Ruckdeschel, who previously served as the director of the Moffitt Cancer Center in Tampa, led that institution to National Cancer Institute Comprehensive Cancer Center designation and to become the third-largest clinical cancer program in the United States.
He then moved to the Barbara Ann Karmanos Cancer Center in Detroit, where he re-acquired its NCI comprehensive status and completed the process of making Karmanos a free-standing cancer hospital. In both settings he built strong clinical networks by working with community physicians and patients, developing effective inter-disciplinary clinical teams and creating strong programs across clinical, basic, translational and population research.
In Mississippi, he said, he's found a place with a solid foundation but one that needs coordination to finish the structure. “All the pieces of the orchestra are here,” he said. “It needs a conductor.”
The plans fit with UMMC's goals of offering cutting-edge therapies for Mississippians and working with medical providers statewide to meet health-care needs.
Together, he said, UMMC, the community and state can lessen cancer deaths in the state.
“The pieces are in place to make something really special in Mississippi,” he said. “I'd like to get us off some of those lists we shouldn't be on, like cancer mortality, smoking and screening.”

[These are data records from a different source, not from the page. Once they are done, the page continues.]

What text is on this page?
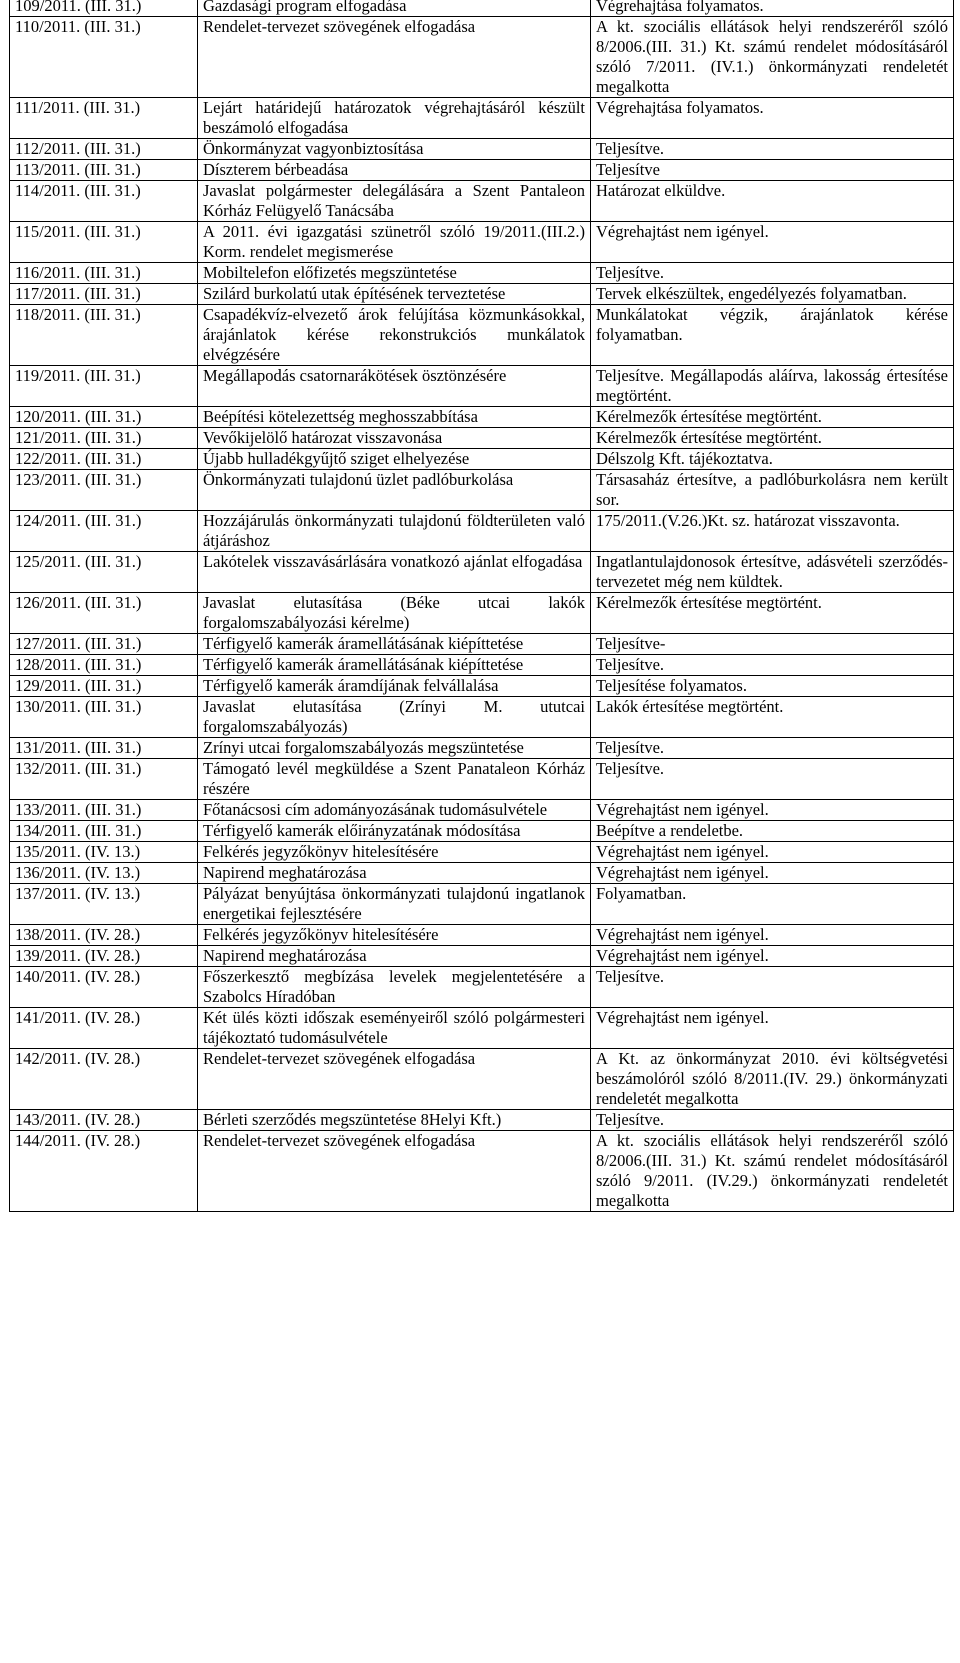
109/2011. (III. 31.)	Gazdasági program elfogadása	Végrehajtása folyamatos.
110/2011. (III. 31.)	Rendelet-tervezet szövegének elfogadása	A kt. szociális ellátások helyi rendszeréről szóló 8/2006.(III. 31.) Kt. számú rendelet módosításáról szóló 7/2011. (IV.1.) önkormányzati rendeletét megalkotta
111/2011. (III. 31.)	Lejárt határidejű határozatok végrehajtásáról készült beszámoló elfogadása	Végrehajtása folyamatos.
112/2011. (III. 31.)	Önkormányzat vagyonbiztosítása	Teljesítve.
113/2011. (III. 31.)	Díszterem bérbeadása	Teljesítve
114/2011. (III. 31.)	Javaslat polgármester delegálására a Szent Pantaleon Kórház Felügyelő Tanácsába	Határozat elküldve.
115/2011. (III. 31.)	A 2011. évi igazgatási szünetről szóló 19/2011.(III.2.) Korm. rendelet megismerése	Végrehajtást nem igényel.
116/2011. (III. 31.)	Mobiltelefon előfizetés megszüntetése	Teljesítve.
117/2011. (III. 31.)	Szilárd burkolatú utak építésének terveztetése	Tervek elkészültek, engedélyezés folyamatban.
118/2011. (III. 31.)	Csapadékvíz-elvezető árok felújítása közmunkásokkal, árajánlatok kérése rekonstrukciós munkálatok elvégzésére	Munkálatokat végzik, árajánlatok kérése folyamatban.
119/2011. (III. 31.)	Megállapodás csatornarákötések ösztönzésére	Teljesítve. Megállapodás aláírva, lakosság értesítése megtörtént.
120/2011. (III. 31.)	Beépítési kötelezettség meghosszabbítása	Kérelmezők értesítése megtörtént.
121/2011. (III. 31.)	Vevőkijelölő határozat visszavonása	Kérelmezők értesítése megtörtént.
122/2011. (III. 31.)	Újabb hulladékgyűjtő sziget elhelyezése	Délszolg Kft. tájékoztatva.
123/2011. (III. 31.)	Önkormányzati tulajdonú üzlet padlóburkolása	Társasaház értesítve, a padlóburkolásra nem került sor.
124/2011. (III. 31.)	Hozzájárulás önkormányzati tulajdonú földterületen való átjáráshoz	175/2011.(V.26.)Kt. sz. határozat visszavonta.
125/2011. (III. 31.)	Lakótelek visszavásárlására vonatkozó ajánlat elfogadása	Ingatlantulajdonosok értesítve, adásvételi szerződés-tervezetet még nem küldtek.
126/2011. (III. 31.)	Javaslat elutasítása (Béke utcai lakók forgalomszabályozási kérelme)	Kérelmezők értesítése megtörtént.
127/2011. (III. 31.)	Térfigyelő kamerák áramellátásának kiépíttetése	Teljesítve-
128/2011. (III. 31.)	Térfigyelő kamerák áramellátásának kiépíttetése	Teljesítve.
129/2011. (III. 31.)	Térfigyelő kamerák áramdíjának felvállalása	Teljesítése folyamatos.
130/2011. (III. 31.)	Javaslat elutasítása (Zrínyi M. ututcai forgalomszabályozás)	Lakók értesítése megtörtént.
131/2011. (III. 31.)	Zrínyi utcai forgalomszabályozás megszüntetése	Teljesítve.
132/2011. (III. 31.)	Támogató levél megküldése a Szent Panataleon Kórház részére	Teljesítve.
133/2011. (III. 31.)	Főtanácsosi cím adományozásának tudomásulvétele	Végrehajtást nem igényel.
134/2011. (III. 31.)	Térfigyelő kamerák előirányzatának módosítása	Beépítve a rendeletbe.
135/2011. (IV. 13.)	Felkérés jegyzőkönyv hitelesítésére	Végrehajtást nem igényel.
136/2011. (IV. 13.)	Napirend meghatározása	Végrehajtást nem igényel.
137/2011. (IV. 13.)	Pályázat benyújtása önkormányzati tulajdonú ingatlanok energetikai fejlesztésére	Folyamatban.
138/2011. (IV. 28.)	Felkérés jegyzőkönyv hitelesítésére	Végrehajtást nem igényel.
139/2011. (IV. 28.)	Napirend meghatározása	Végrehajtást nem igényel.
140/2011. (IV. 28.)	Főszerkesztő megbízása levelek megjelentetésére a Szabolcs Híradóban	Teljesítve.
141/2011. (IV. 28.)	Két ülés közti időszak eseményeiről szóló polgármesteri tájékoztató tudomásulvétele	Végrehajtást nem igényel.
142/2011. (IV. 28.)	Rendelet-tervezet szövegének elfogadása	A Kt. az önkormányzat 2010. évi költségvetési beszámolóról szóló 8/2011.(IV. 29.) önkormányzati rendeletét megalkotta
143/2011. (IV. 28.)	Bérleti szerződés megszüntetése 8Helyi Kft.)	Teljesítve.
144/2011. (IV. 28.)	Rendelet-tervezet szövegének elfogadása	A kt. szociális ellátások helyi rendszeréről szóló 8/2006.(III. 31.) Kt. számú rendelet módosításáról szóló 9/2011. (IV.29.) önkormányzati rendeletét megalkotta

As a clinician, Ruckdeschel's career has focused on lung cancer and other thoracic malignancies. He's credited with more than 150 peer reviewed manuscripts and co-editorship of the Textbook of Thoracic Oncology. He is currently a North American editor for the Cochrane Lung Cancer Review Group.
Ruckdeschel completed his undergraduate education in biology at Rensselaer Polytechnic Institute and received his medical degree from Albany Medical College in New York. He went on to an internship at Johns Hopkins, residency at the Beth Israel Medical Center in Boston and fellowship at the National Cancer Institute's Baltimore Cancer Research Center.
Ruckdeschel is an avid ornithologist, having most recently served as vice president of the Red Rock Audubon Society in southern Nevada. He and his wife are enthusiastic "foodies" and enjoy both cooking at home and dining out.
“I love to cook. I enjoy getting to know how people eat, what they eat,” he said, adding he's looking forward to having his own garden again and using locally grown vegetables in his meals.
And, just what does he expect from his new community? “Send me some recipes.”